Pennsylvania Land Program Gets Kudos, Knocks
By Mark Hoffman, Special to Stateline
In the past 13 years, the Commonwealth of Pennsylvania has removed 20,000 acres of farmland a year from commercial or residential development The landowner still holds title to the land but it is preserved in perpetuity as farmland through the Pennsylvania Agricultural Easement Purchase Program.
Proponents said the policy is preserving a natural resource, while opponents contend that the program often masquerades as an ATM machine for cash-strapped landowners.
"Agriculture generates jobs and rural income. The program was set up in the late 1980's in a reaction to the rapid loss of farmland," explained Mary Bender. Director of Pennsylvania's Bureau of Farmland Preservation. "The only option a farmer had was selling the land for development. Now, he sells the state the development rights and keeps the farm."
The money for most of the purchases of easements comes from a voter-approved bond issue. Many counties have similar programs.
Bender says the state (or the county) pays the farmer the difference between the assessed market value of the land (if developed) and the price it commands as a farm, upwards of $10,000 an acre in some cases.
As of the end of 2002, more than 249,840 acres -- land equal to three Philadelphias -- had been preserved. Close to 2000 farms have been preserved and more than 1,700 are on the waiting list. Fifty-three of the state's 67 counties have at least one farm preserved. The agency's goal is 300 farms a year with an outlay of $65 million annually.
Scott Cannon, owner of Cannon Builders and Vice President of the Pennsylvania Home Builders Association, said the state is addressing the wrong issue. By law, the state has builders on the county and state farmland preservation boards, but he says their opinion is not always considered.
"There is no shortage of farmland. But, there is a shortage of affordable housing," said Cannon, from Montgomery County outside Philadelphia. "Preserving the land does not necessarily preserve agriculture. It only prevents development.
"More farmland could be preserved by better zoning -- requiring higher density housing. It is difficult for small builders like me. The land squeeze is pricing some developers out of the market. More sanity in zoning could solve the problem," said Cannon.
John Harris, who sold his development rights in 2001, seems to agree. He took the money he was given for not developing his land and bought rental homes.
"I put the money somewhere it will grow better. I bought more real estate -- row homes as rental properties," said Harris, who owns 60 acres in Montgomery County.
Harris said he personally has never farmed, but likes the green space. He rents out some of the land to a farmer.

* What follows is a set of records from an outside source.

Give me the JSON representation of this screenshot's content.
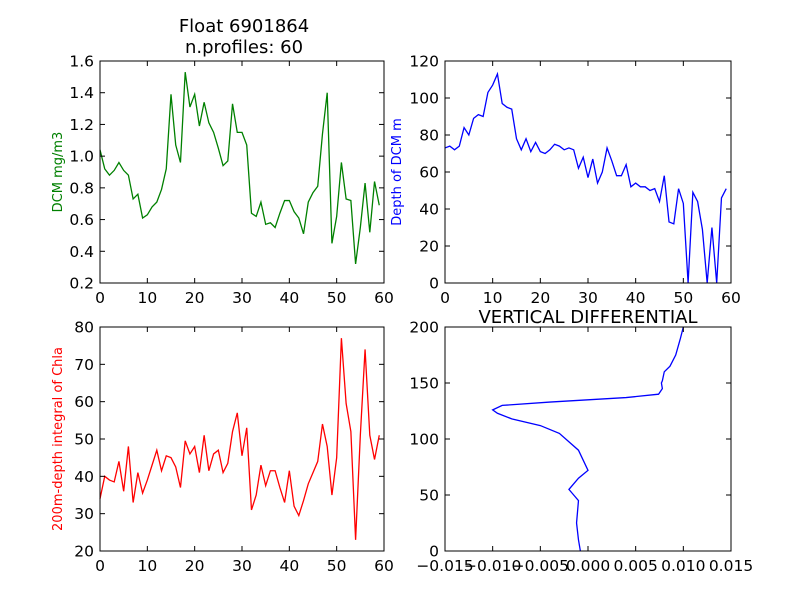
{
  "figure": {
    "title_line1": "Float 6901864",
    "title_line2": "n.profiles: 60"
  },
  "chart_data": [
    {
      "type": "line",
      "ylabel": "DCM mg/m3",
      "color": "#008000",
      "xlim": [
        0,
        60
      ],
      "ylim": [
        0.2,
        1.6
      ],
      "xticks": [
        "0",
        "10",
        "20",
        "30",
        "40",
        "50",
        "60"
      ],
      "yticks": [
        "0.2",
        "0.4",
        "0.6",
        "0.8",
        "1.0",
        "1.2",
        "1.4",
        "1.6"
      ],
      "series": [
        {
          "x": [
            0,
            1,
            2,
            3,
            4,
            5,
            6,
            7,
            8,
            9,
            10,
            11,
            12,
            13,
            14,
            15,
            16,
            17,
            18,
            19,
            20,
            21,
            22,
            23,
            24,
            25,
            26,
            27,
            28,
            29,
            30,
            31,
            32,
            33,
            34,
            35,
            36,
            37,
            38,
            39,
            40,
            41,
            42,
            43,
            44,
            45,
            46,
            47,
            48,
            49,
            50,
            51,
            52,
            53,
            54,
            55,
            56,
            57,
            58,
            59
          ],
          "values": [
            1.04,
            0.92,
            0.88,
            0.91,
            0.96,
            0.91,
            0.88,
            0.73,
            0.76,
            0.61,
            0.63,
            0.68,
            0.71,
            0.79,
            0.92,
            1.39,
            1.07,
            0.96,
            1.53,
            1.31,
            1.39,
            1.19,
            1.34,
            1.21,
            1.15,
            1.05,
            0.94,
            0.97,
            1.33,
            1.15,
            1.15,
            1.07,
            0.64,
            0.62,
            0.71,
            0.57,
            0.58,
            0.55,
            0.64,
            0.72,
            0.72,
            0.65,
            0.61,
            0.51,
            0.71,
            0.77,
            0.81,
            1.14,
            1.4,
            0.45,
            0.62,
            0.96,
            0.73,
            0.72,
            0.32,
            0.55,
            0.83,
            0.52,
            0.84,
            0.69
          ]
        }
      ]
    },
    {
      "type": "line",
      "ylabel": "Depth of DCM m",
      "color": "#0000ff",
      "xlim": [
        0,
        60
      ],
      "ylim": [
        0,
        120
      ],
      "xticks": [
        "0",
        "10",
        "20",
        "30",
        "40",
        "50",
        "60"
      ],
      "yticks": [
        "0",
        "20",
        "40",
        "60",
        "80",
        "100",
        "120"
      ],
      "series": [
        {
          "x": [
            0,
            1,
            2,
            3,
            4,
            5,
            6,
            7,
            8,
            9,
            10,
            11,
            12,
            13,
            14,
            15,
            16,
            17,
            18,
            19,
            20,
            21,
            22,
            23,
            24,
            25,
            26,
            27,
            28,
            29,
            30,
            31,
            32,
            33,
            34,
            35,
            36,
            37,
            38,
            39,
            40,
            41,
            42,
            43,
            44,
            45,
            46,
            47,
            48,
            49,
            50,
            51,
            52,
            53,
            54,
            55,
            56,
            57,
            58,
            59
          ],
          "values": [
            73,
            74,
            72,
            74,
            84,
            80,
            89,
            91,
            90,
            103,
            107,
            113,
            97,
            95,
            94,
            78,
            72,
            78,
            71,
            76,
            71,
            70,
            72,
            75,
            74,
            72,
            73,
            72,
            62,
            68,
            57,
            67,
            54,
            60,
            73,
            66,
            58,
            58,
            64,
            52,
            54,
            52,
            52,
            50,
            51,
            44,
            58,
            33,
            32,
            51,
            43,
            0,
            49,
            44,
            29,
            0,
            30,
            0,
            46,
            51
          ]
        }
      ]
    },
    {
      "type": "line",
      "ylabel": "200m-depth integral of Chla",
      "color": "#ff0000",
      "xlim": [
        0,
        60
      ],
      "ylim": [
        20,
        80
      ],
      "xticks": [
        "0",
        "10",
        "20",
        "30",
        "40",
        "50",
        "60"
      ],
      "yticks": [
        "20",
        "30",
        "40",
        "50",
        "60",
        "70",
        "80"
      ],
      "series": [
        {
          "x": [
            0,
            1,
            2,
            3,
            4,
            5,
            6,
            7,
            8,
            9,
            10,
            11,
            12,
            13,
            14,
            15,
            16,
            17,
            18,
            19,
            20,
            21,
            22,
            23,
            24,
            25,
            26,
            27,
            28,
            29,
            30,
            31,
            32,
            33,
            34,
            35,
            36,
            37,
            38,
            39,
            40,
            41,
            42,
            43,
            44,
            45,
            46,
            47,
            48,
            49,
            50,
            51,
            52,
            53,
            54,
            55,
            56,
            57,
            58,
            59
          ],
          "values": [
            34,
            40,
            39,
            38.5,
            44,
            36,
            48,
            33,
            41,
            35.5,
            39,
            43,
            47,
            41.5,
            45.5,
            45,
            42.5,
            37,
            49.5,
            46,
            48,
            41,
            51,
            41.5,
            46,
            47,
            41,
            43.5,
            52,
            57,
            45.5,
            53,
            31,
            35,
            43,
            37.5,
            41.5,
            41.5,
            37,
            33,
            41.5,
            32,
            29.5,
            33.5,
            38,
            41,
            44,
            54,
            48,
            35,
            45,
            77,
            59.5,
            52,
            23,
            51,
            74,
            51,
            44.5,
            51
          ]
        }
      ]
    },
    {
      "type": "line",
      "title": "VERTICAL DIFFERENTIAL",
      "color": "#0000ff",
      "xlim": [
        -0.015,
        0.015
      ],
      "ylim": [
        200,
        0
      ],
      "xticks": [
        "−0.015",
        "−0.010",
        "−0.005",
        "0.000",
        "0.005",
        "0.010",
        "0.015"
      ],
      "yticks": [
        "0",
        "50",
        "100",
        "150",
        "200"
      ],
      "series": [
        {
          "x": [
            0.01,
            0.0097,
            0.0092,
            0.0086,
            0.008,
            0.0078,
            0.0077,
            0.0078,
            0.0074,
            0.004,
            -0.004,
            -0.009,
            -0.01,
            -0.0095,
            -0.008,
            -0.005,
            -0.003,
            -0.001,
            0.0,
            -0.001,
            -0.002,
            -0.0015,
            -0.001,
            -0.0011,
            -0.0012,
            -0.001,
            -0.0008
          ],
          "y": [
            0,
            10,
            25,
            35,
            40,
            48,
            50,
            55,
            60,
            63,
            67,
            70,
            74,
            77,
            82,
            88,
            95,
            110,
            128,
            135,
            145,
            150,
            155,
            165,
            175,
            190,
            200
          ]
        }
      ]
    }
  ]
}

Anne Bates of Gradyville, just outside of Philadelphia County, sold the development rights of her 82-acre farm. As farmland, it commands about $3,000 an acre, less than one-fifth what it would attract from a developer.
"We might not have any farms in ten or fifteen years were it not for this program," said Bates, who routinely schedules school tours of her working farm. "Developers still call me about the land. Sometimes they'll show up on my doorstep or send me letters in the mail. I tell them it can never be developed."
Lancaster County, considered by many to have some of the best farmland in the country, has more than 50,000 acres set aside for farmland preservation.
Tom Baldrige, president of the Lancaster County Chamber of Commerce, ruffled some feathers recently when he contended that preserving farmland is not synonymous with preserving the agricultural sector of the economy.
"What good is preserved land if we have no farmers to work it?" he asked, suggesting that more money should go into educating farmers on sound business practices and developing a more ag-friendly business development.
He expressed concerns that industrially-zoned land be protected as well.